Deep Neural Networks Regularization for Structured Output Prediction
This work addresses the challenge of exploiting output dependencies in structured prediction tasks, which is incremental as it builds on existing multi-task frameworks.
The authors tackled the problem of structured output prediction in deep neural networks by proposing a regularization scheme that learns output dependencies, improving generalization and accelerating training on facial landmark detection datasets LFPW and HELEN.

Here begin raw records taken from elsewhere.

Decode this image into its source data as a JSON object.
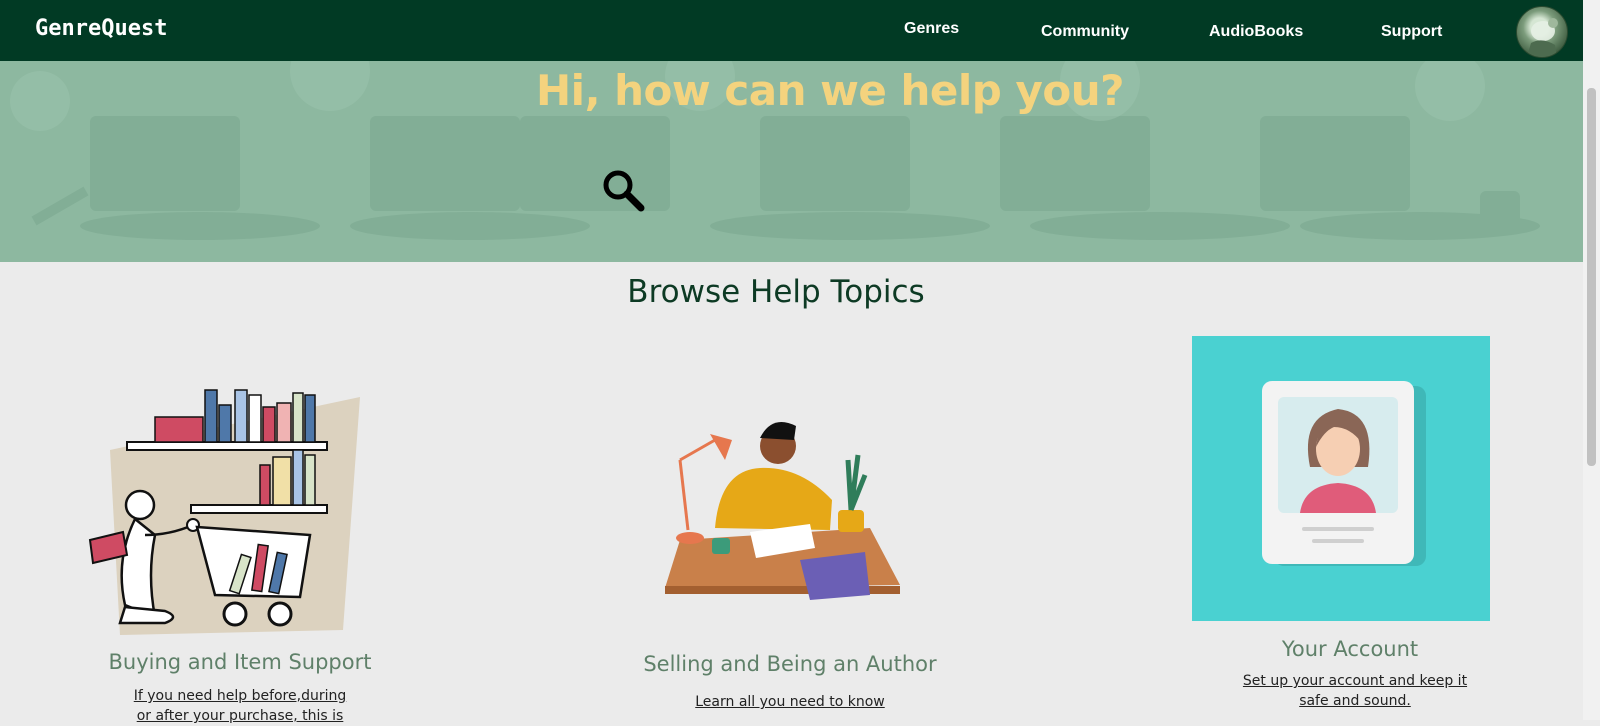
{
  "brand": {
    "logo": "GenreQuest"
  },
  "nav": {
    "links": [
      "Genres",
      "Community",
      "AudioBooks",
      "Support"
    ]
  },
  "hero": {
    "title": "Hi, how can we help you?"
  },
  "help": {
    "section_title": "Browse Help Topics",
    "cards": [
      {
        "title": "Buying and Item Support",
        "link_lines": [
          "If you need help before,during",
          "or after your purchase, this is"
        ],
        "illustration": "bookshelf-shopping-illustration"
      },
      {
        "title": "Selling and Being an Author",
        "link_lines": [
          "Learn all you need to know"
        ],
        "illustration": "author-writing-illustration"
      },
      {
        "title": "Your Account",
        "link_lines": [
          "Set up your account and keep it",
          "safe and sound."
        ],
        "illustration": "account-profile-illustration"
      }
    ]
  },
  "colors": {
    "navbar": "#013a24",
    "hero_overlay": "#8db8a0",
    "hero_title": "#f4d37e",
    "section_title": "#0d3a24",
    "card_title": "#5f8069",
    "account_bg": "#4ad1d1"
  },
  "icons": [
    "search-icon",
    "avatar"
  ]
}
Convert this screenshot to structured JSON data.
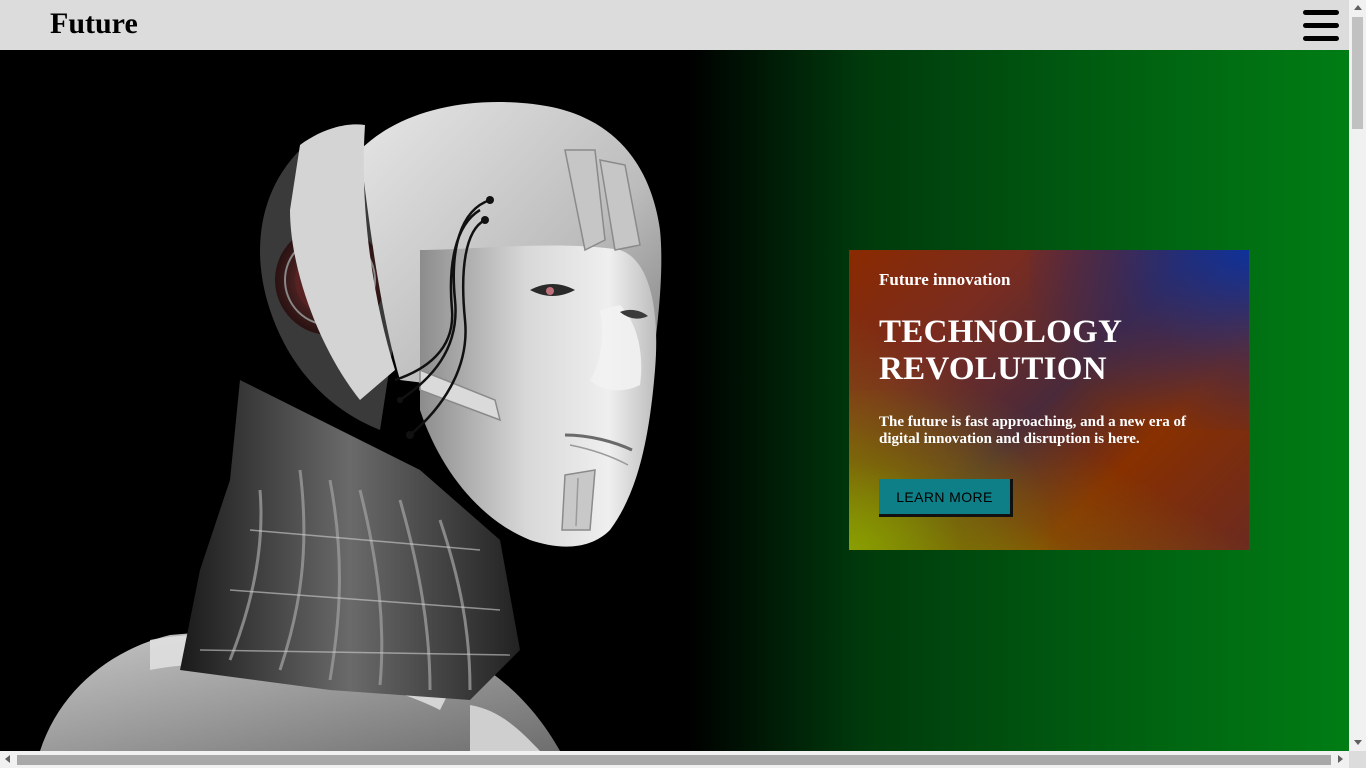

A deep neural network model is a powerful framework for learning representations. Usually, it is used to learn the relation $x \to y$ by exploiting the regularities in the input $x$. In structured output prediction problems, $y$ is multi-dimensional and structural relations often exist between the dimensions. The motivation of this work is to learn the output dependencies that may lie in the output data in order to improve the prediction accuracy. Unfortunately, feedforward networks are unable to exploit the relations between the outputs. In order to overcome this issue, we propose in this paper a regularization scheme for training neural networks for these particular tasks using a multi-task framework. Our scheme aims at incorporating the learning of the output representation $y$ in the training process in an unsupervised fashion while learning the supervised mapping function $x \to y$. We evaluate our framework on a facial landmark detection problem which is a typical structured output task. We show over two public challenging datasets (LFPW and HELEN) that our regularization scheme improves the generalization of deep neural networks and accelerates their training. The use of unlabeled data and label-only data is also explored, showing an additional improvement of the results. We provide an opensource implementation (https://github.com/sbelharbi/structured-output-ae) of our framework.